Never trust agreement this side of conflict.
One of my rules is to never trust agreement this side of conflict. Wherever two or more people are gathered, there will be conflict. Whether you’re working on a school project, an agile business team, a discipleship ministry, or a marriage, if you’re around other people long enough you’re going to disagree about something. To pretend you have agreement before you’ve worked through the conflict is both unhealthy and unproductive.

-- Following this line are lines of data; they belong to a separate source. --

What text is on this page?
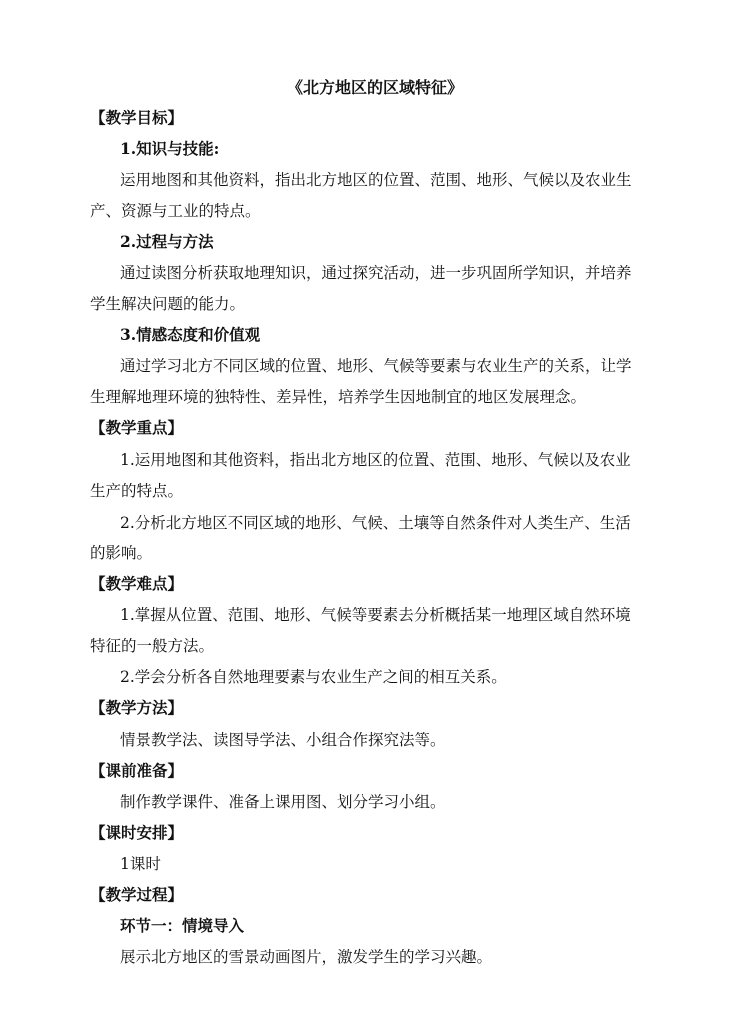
《北方地区的区域特征》
【教学目标】
1.知识与技能:
运用地图和其他资料，指出北方地区的位置、范围、地形、气候以及农业生
产、资源与工业的特点。
2.过程与方法
通过读图分析获取地理知识，通过探究活动，进一步巩固所学知识，并培养
学生解决问题的能力。
3.情感态度和价值观
通过学习北方不同区域的位置、地形、气候等要素与农业生产的关系，让学
生理解地理环境的独特性、差异性，培养学生因地制宜的地区发展理念。
【教学重点】
1.运用地图和其他资料，指出北方地区的位置、范围、地形、气候以及农业
生产的特点。
2.分析北方地区不同区域的地形、气候、土壤等自然条件对人类生产、生活
的影响。
【教学难点】
1.掌握从位置、范围、地形、气候等要素去分析概括某一地理区域自然环境
特征的一般方法。
2.学会分析各自然地理要素与农业生产之间的相互关系。
【教学方法】
情景教学法、读图导学法、小组合作探究法等。
【课前准备】
制作教学课件、准备上课用图、划分学习小组。
【课时安排】
1课时
【教学过程】
环节一：情境导入
展示北方地区的雪景动画图片，激发学生的学习兴趣。
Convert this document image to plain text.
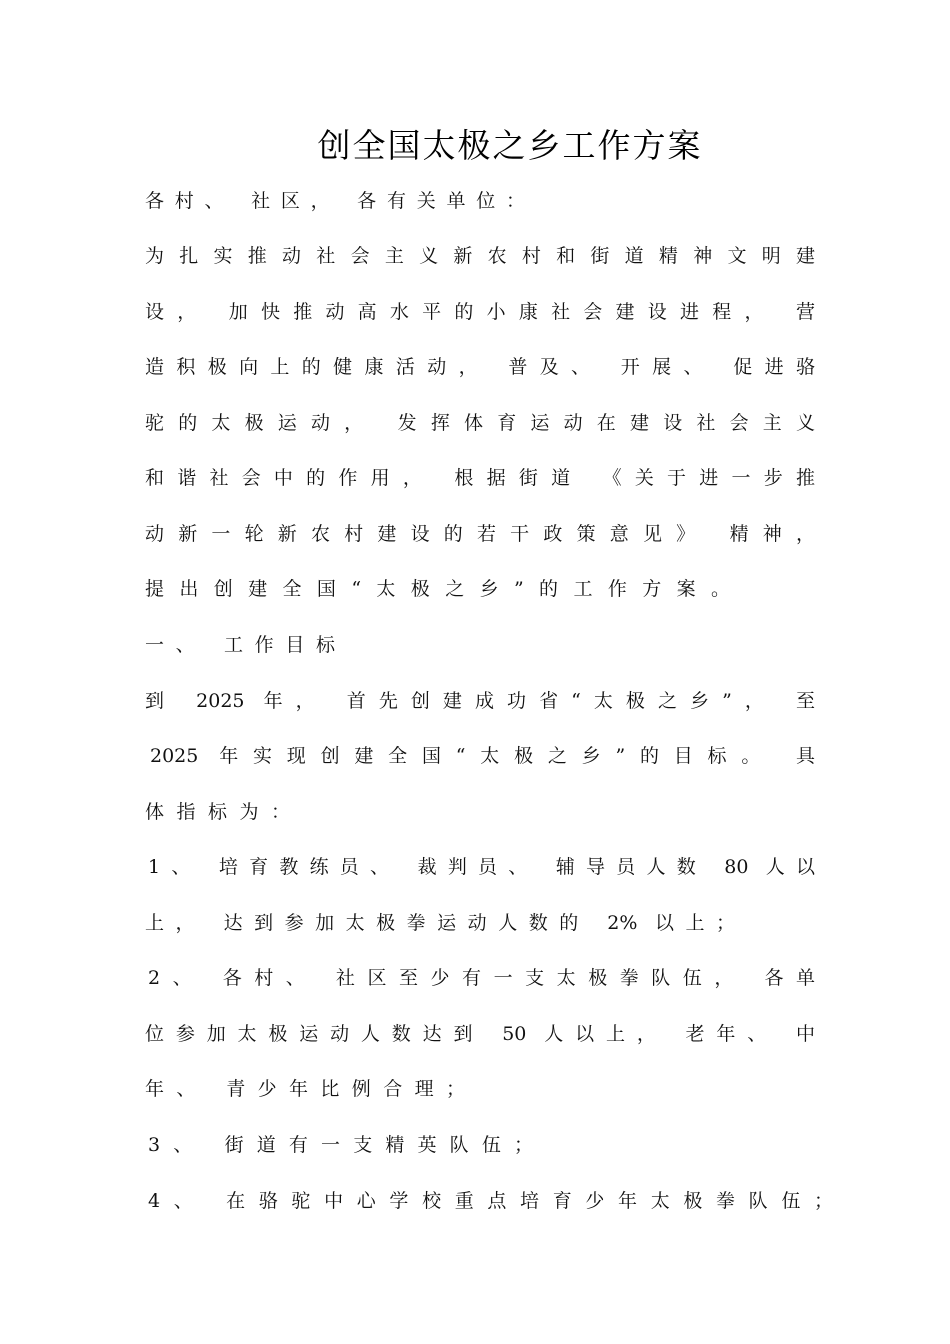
创全国太极之乡工作方案

各村、 社区， 各有关单位：

为扎实推动社会主义新农村和街道精神文明建

设， 加快推动高水平的小康社会建设进程， 营

造积极向上的健康活动， 普及、 开展、 促进骆

驼的太极运动， 发挥体育运动在建设社会主义

和谐社会中的作用， 根据街道 《关于进一步推

动新一轮新农村建设的若干政策意见》 精神，

提出创建全国“太极之乡”的工作方案。

一、 工作目标

到 2025 年， 首先创建成功省“太极之乡”， 至

2025 年实现创建全国“太极之乡”的目标。 具

体指标为：

1、 培育教练员、 裁判员、 辅导员人数 80 人以

上， 达到参加太极拳运动人数的 2% 以上；

2、 各村、 社区至少有一支太极拳队伍， 各单

位参加太极运动人数达到 50 人以上， 老年、 中

年、 青少年比例合理；

3、 街道有一支精英队伍；

4、 在骆驼中心学校重点培育少年太极拳队伍；
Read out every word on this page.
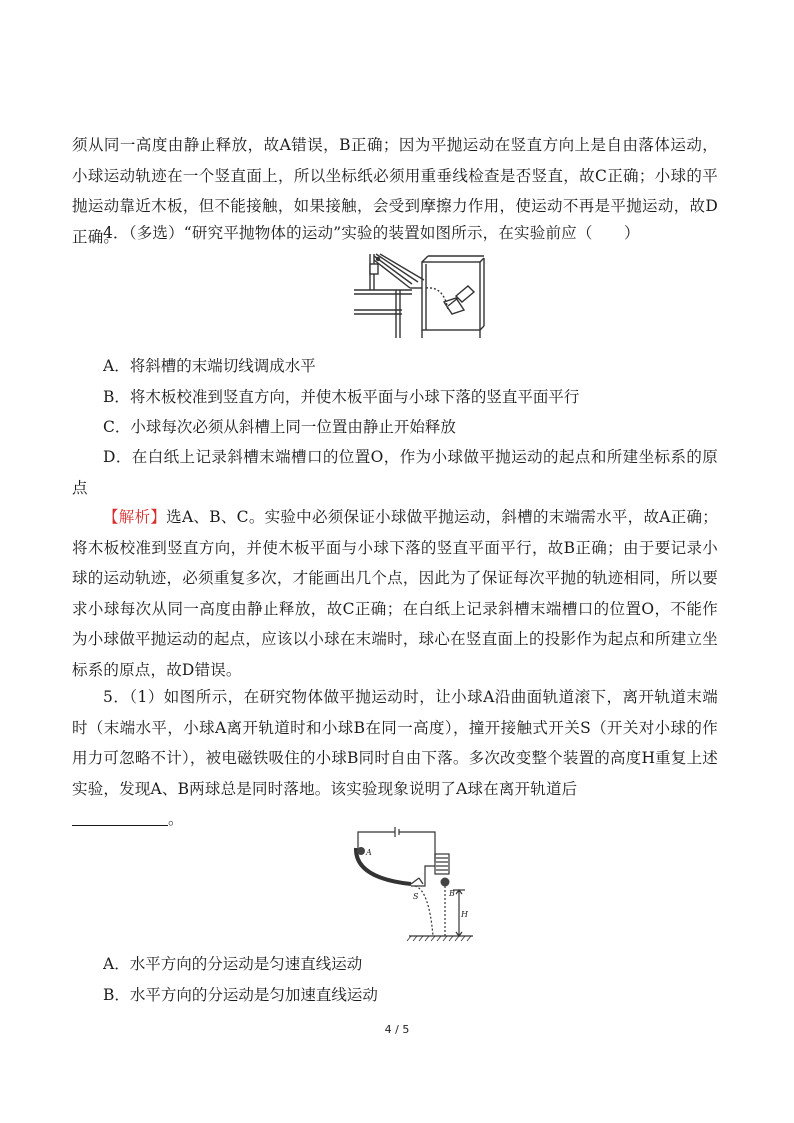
须从同一高度由静止释放，故A错误，B正确；因为平抛运动在竖直方向上是自由落体运动，小球运动轨迹在一个竖直面上，所以坐标纸必须用重垂线检查是否竖直，故C正确；小球的平抛运动靠近木板，但不能接触，如果接触，会受到摩擦力作用，使运动不再是平抛运动，故D正确。

4．（多选）“研究平抛物体的运动”实验的装置如图所示，在实验前应（　　）

A．将斜槽的末端切线调成水平

B．将木板校准到竖直方向，并使木板平面与小球下落的竖直平面平行

C．小球每次必须从斜槽上同一位置由静止开始释放

D．在白纸上记录斜槽末端槽口的位置O，作为小球做平抛运动的起点和所建坐标系的原点

【解析】选A、B、C。实验中必须保证小球做平抛运动，斜槽的末端需水平，故A正确；将木板校准到竖直方向，并使木板平面与小球下落的竖直平面平行，故B正确；由于要记录小球的运动轨迹，必须重复多次，才能画出几个点，因此为了保证每次平抛的轨迹相同，所以要求小球每次从同一高度由静止释放，故C正确；在白纸上记录斜槽末端槽口的位置O，不能作为小球做平抛运动的起点，应该以小球在末端时，球心在竖直面上的投影作为起点和所建立坐标系的原点，故D错误。

5．（1）如图所示，在研究物体做平抛运动时，让小球A沿曲面轨道滚下，离开轨道末端时（末端水平，小球A离开轨道时和小球B在同一高度），撞开接触式开关S（开关对小球的作用力可忽略不计），被电磁铁吸住的小球B同时自由下落。多次改变整个装置的高度H重复上述实验，发现A、B两球总是同时落地。该实验现象说明了A球在离开轨道后
。

A
B
S
H

A．水平方向的分运动是匀速直线运动

B．水平方向的分运动是匀加速直线运动

4 / 5
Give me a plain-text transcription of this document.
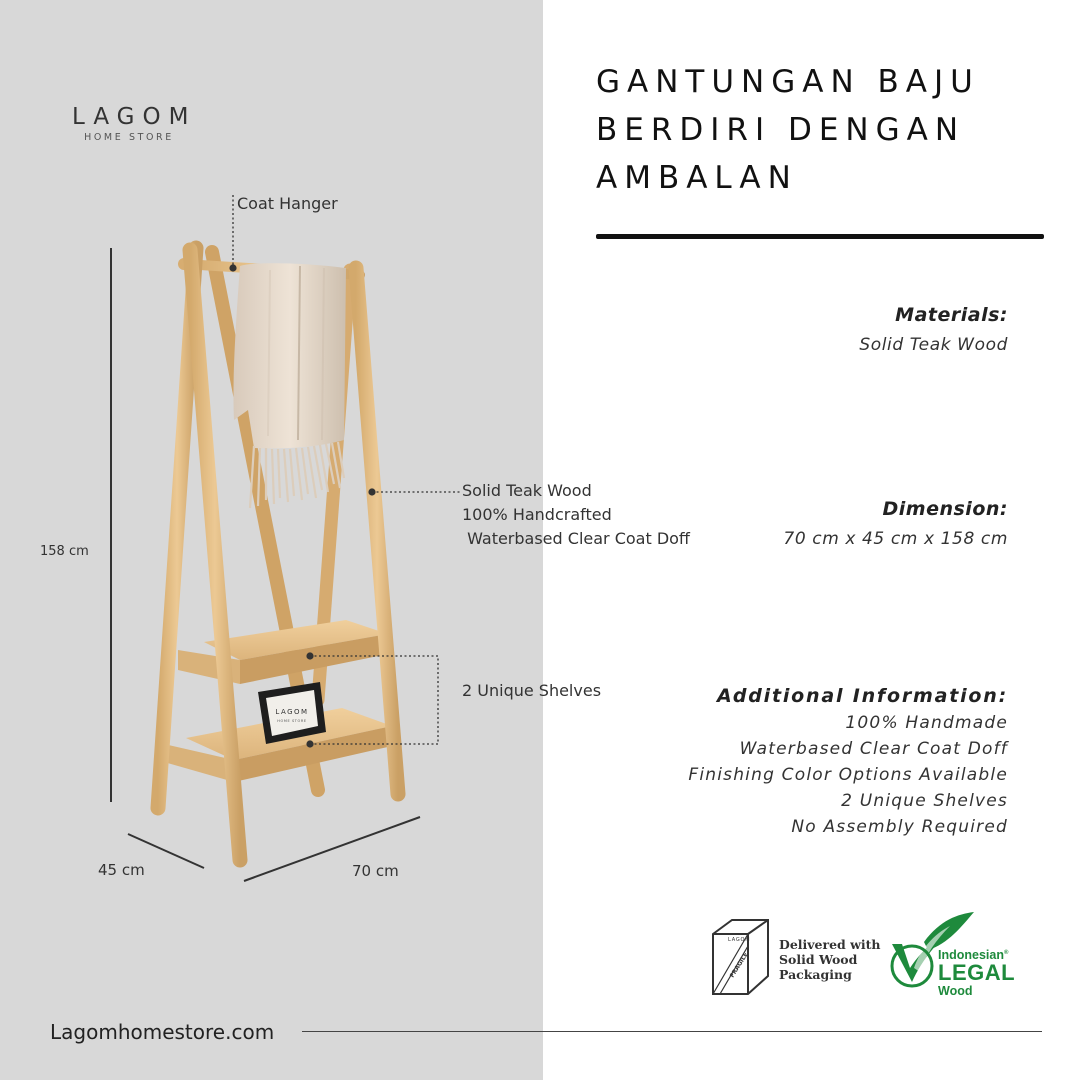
LAGOM
HOME STORE
LAGOM
FRAGILE
LAGOM
HOME STORE
Coat Hanger
Solid Teak Wood
100% Handcrafted
Waterbased Clear Coat Doff
2 Unique Shelves
158 cm
45 cm	70 cm
GANTUNGAN BAJU
BERDIRI DENGAN
AMBALAN
Materials:
Solid Teak Wood
Dimension:
70 cm x 45 cm x 158 cm
Additional Information:
100% Handmade
Waterbased Clear Coat Doff
Finishing Color Options Available
2 Unique Shelves
No Assembly Required
Delivered with
Solid Wood
Packaging
Indonesian®
LEGAL
Wood
Lagomhomestore.com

For some people, the vision in their head when they hear the word conflict is of two people shouting insults at each other. That, of course, isn’t the kind of healthy conflict I’m talking about. Necessary, healthy conflict is ideological, about ideas, not personal, about people. For us to work well together, whether in a marriage, a ministry, or business, we need to be able to have open discussions about our disagreements. And we need to know how to do that without it being weird, uncomfortable, or personal.
There are at least four reasons people shy away from necessary conflict.
They may never have seen healthy conflict modeled before. It could be that their only experiences with conflict have been negative and personal.
When a team leader is insecure, they will invariably seek to minimize conflict because they think it reflects poorly on them or because they don’t know how to manage it.
Some may avoid conflict because they’ve never been given permission to engage. I have a hunch that was the experience of the job candidate I mentioned earlier. He had been taught that conflict was something bad and couldn’t see a way to engage in healthy ways that lead to growth and understanding.
It’s possible that a person would be unwilling to deal with conflict because they are apathetic and just don’t care or that they’re passive aggressive. Passive aggressive people will assure you there is no conflict and then turn around and act out behind your back.
Healthy conflict is necessary because it helps us make better decisions. During a lean economic time, I may think the very best thing we can do as a team is cut back on our marketing budget. When you explain how increased marketing will lead to more desperately needed income, I may change my mind.